Closed joefowler closed 7 years ago

joefowler commented 7 years ago

Original report by Joseph Fowler (Bitbucket: joe_fowler, ).


@jojo978 pointed out that certain data sets give a terrible result (energy resolution) when we use new-style filters but not with old-style filters. I have identified ch 25 from 20170407_233407 and ch 31 from 20170408_172919 at the APS last weekend as examples of this problem.

Specifically, a scatter plot of p_filt_value_dc vs p_filt_phase shows emission lines or other narrow features having a strong non-zero slope. Although data.phase_correct() can help improve this slope, it should not have to! I need to get to the bottom of this problem and make it go away.

@oneilg might be interested.

joefowler commented 7 years ago

Original comment by Joseph Fowler (Bitbucket: joe_fowler, ).


Here is the plot I mentioned, with all 4 channels shown. Only channel 31 (cyan) has the steep slope that I'm talking about, though ch 5 (purple) also shows a hint of it.

The spectrum shown here consists mainly of 920 eV elastic scattering of monochromatic beam off a gold sample, though some copper fluorescence (~933 eV) is also visible and supplies the thinner, higher-energy line. Although that specific run (20170408_172919) also contains some 950 eV elastic scattering, I have cut that data and not plotted it.

Each color shows 920 eV at a different y-value on the plot because these are raw, uncalibrated pulse heights.

example_AT_bias_20170408_172919.png

joefowler commented 7 years ago

Original comment by Joseph Fowler (Bitbucket: joe_fowler, ).

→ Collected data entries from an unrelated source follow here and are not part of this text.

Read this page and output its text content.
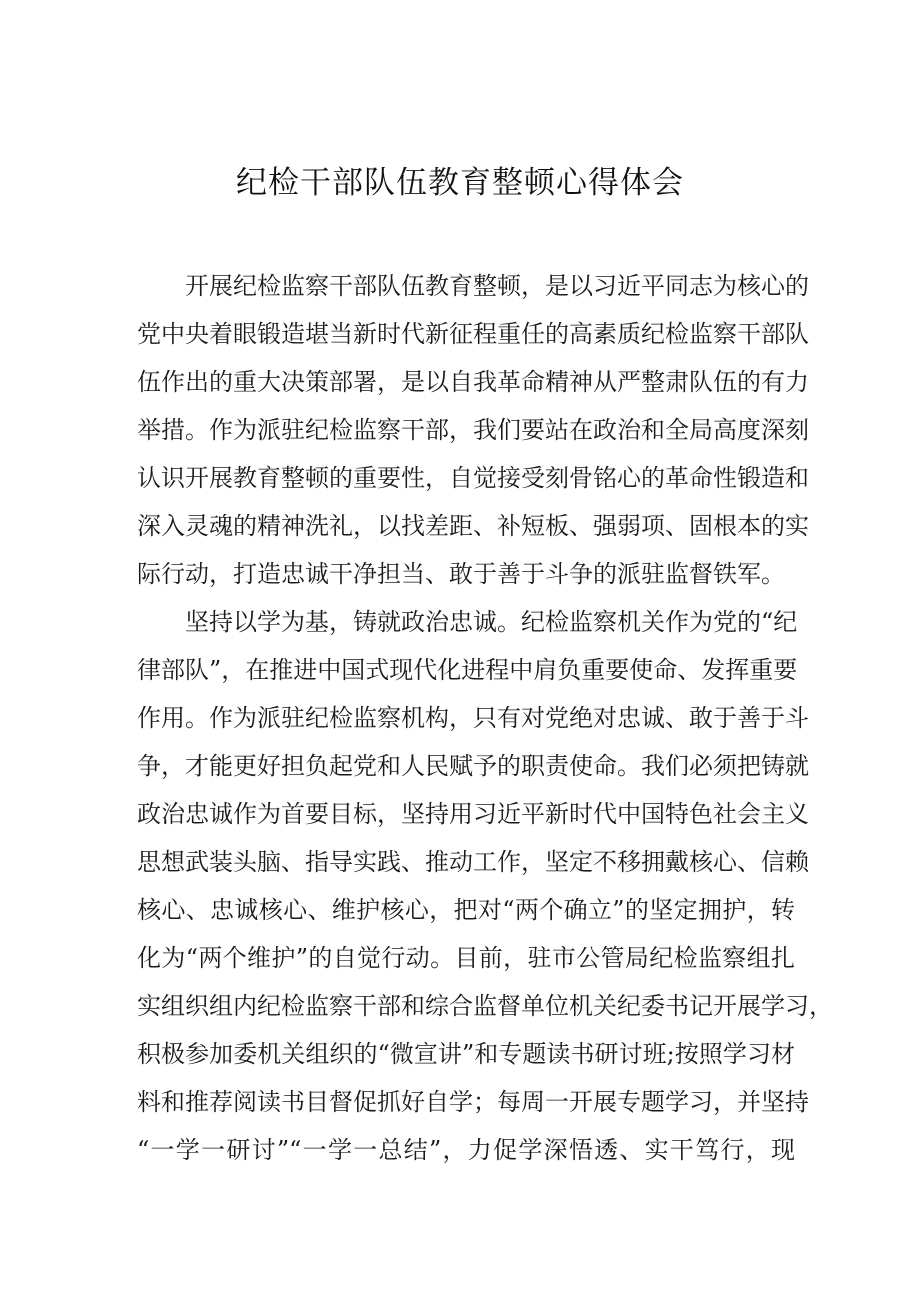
纪检干部队伍教育整顿心得体会

开展纪检监察干部队伍教育整顿，是以习近平同志为核心的

党中央着眼锻造堪当新时代新征程重任的高素质纪检监察干部队

伍作出的重大决策部署，是以自我革命精神从严整肃队伍的有力

举措。作为派驻纪检监察干部，我们要站在政治和全局高度深刻

认识开展教育整顿的重要性，自觉接受刻骨铭心的革命性锻造和

深入灵魂的精神洗礼，以找差距、补短板、强弱项、固根本的实

际行动，打造忠诚干净担当、敢于善于斗争的派驻监督铁军。

坚持以学为基，铸就政治忠诚。纪检监察机关作为党的“纪

律部队”，在推进中国式现代化进程中肩负重要使命、发挥重要

作用。作为派驻纪检监察机构，只有对党绝对忠诚、敢于善于斗

争，才能更好担负起党和人民赋予的职责使命。我们必须把铸就

政治忠诚作为首要目标，坚持用习近平新时代中国特色社会主义

思想武装头脑、指导实践、推动工作，坚定不移拥戴核心、信赖

核心、忠诚核心、维护核心，把对“两个确立”的坚定拥护，转

化为“两个维护”的自觉行动。目前，驻市公管局纪检监察组扎

实组织组内纪检监察干部和综合监督单位机关纪委书记开展学习，

积极参加委机关组织的“微宣讲”和专题读书研讨班;按照学习材

料和推荐阅读书目督促抓好自学；每周一开展专题学习，并坚持

“一学一研讨”“一学一总结”，力促学深悟透、实干笃行，现
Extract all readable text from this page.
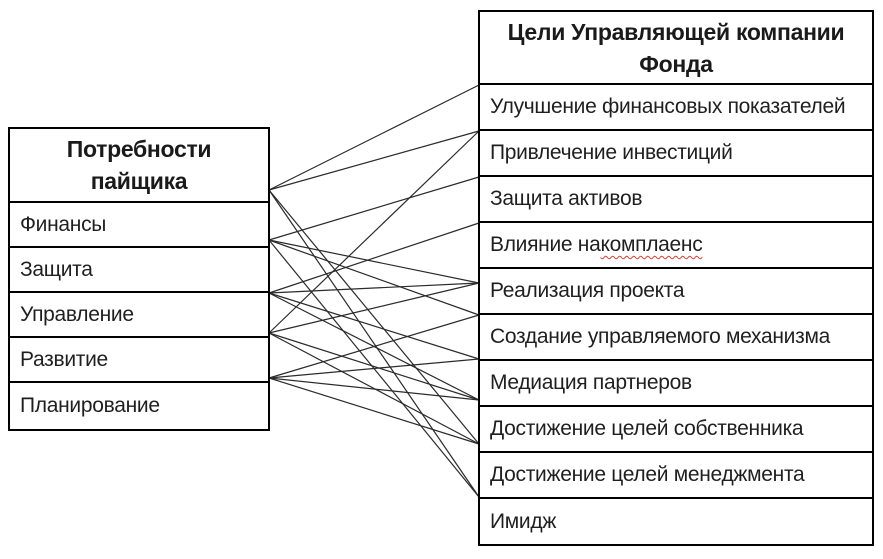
Потребности
пайщика
Финансы
Защита
Управление
Развитие
Планирование
Цели Управляющей компании
Фонда
Улучшение финансовых показателей
Привлечение инвестиций
Защита активов
Влияние на комплаенс
Реализация проекта
Создание управляемого механизма
Медиация партнеров
Достижение целей собственника
Достижение целей менеджмента
Имидж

The source of this problem is the way that the (good) data in channel 31 happen to have a median energy that is nearly on the 525 eV oxygen K line and nearly on the 920 eV beam. We study its first 1000 good pulses, and these happen to be roughly 45% less than 550 eV and 45% greater than 800 eV. Thus the median sample value is not a robust estimator, but is a terrible estimator of what the "representative value" is! See below:

pulse_models_20170408_sample688.png

The y-axis is the value of sample 688 relative to the peak value, and the lower group is the 525 eV data; the upper group is the 900+ eV. Notice how the median of each "arrival time bin" (= color group) jumps between the 525 cluster and the 900 cluster.

joefowler commented 7 years ago

Original comment by Joseph Fowler (Bitbucket: joe_fowler, ).


Note that simply cutting the pulses < 700 eV works around the above problem, and turns the offending channel into a 1.5 eV one at 920 eV and 1.7 at 950 eV, which is pretty much in line with all the others.

But the problem now is to fix, rather than just work around the problem shown in the rainbow plot.

joefowler commented 7 years ago

Original comment by Joseph Fowler (Bitbucket: joe_fowler, ).


Slight reordering of steps in compute_newfilter.

Also eliminate some unused steps. But see issue #93: there are still problems with it.

joefowler commented 7 years ago

Original comment by Joseph Fowler (Bitbucket: joe_fowler, ).


What I've learned is that we can use entropy minimization to find the slope that "best explains" the correlation such as we see in the plot above. However, it is slower and at least 10x as noisy as when we use the finite-difference estimate: finite_diff_dpdt = avgpulse[1:]-avgpulse[:-1]. Here is a plot that compares the two:

dpdt_models_20170408b.png

These match very well on all scales, though the entropy one is noisier. Idea: use entropy minimization on the rising edge, and the finite difference on the remainder.

joefowler commented 7 years ago

Original comment by Joseph Fowler (Bitbucket: joe_fowler, ).


If entropy minimization is slower and noisier, then why would we use it ever?

The answer is that the rising edge is special. In that part of the pulse, we do not expect the pulses of various arrival times to look like mere shifts of the average pulse. Instead, effects like SQUID nonlinearity and the feedback loop's finite bandwidth modify the samples that we observe. That means that the finite difference of the average pulse is not a great representation of the first-order term in the pulse shape's Taylor series as it's expanded in arrival time.

So the idea is to use entropy minimization on the rising edge where the assumptions behind the finite-difference method break down, but use the finite-difference for the falling part of the pulse.

joefowler commented 7 years ago

Original comment by Joseph Fowler (Bitbucket: joe_fowler, ).


Fix regression test targets.

Fixes #93. Or at least, I certainly hope so.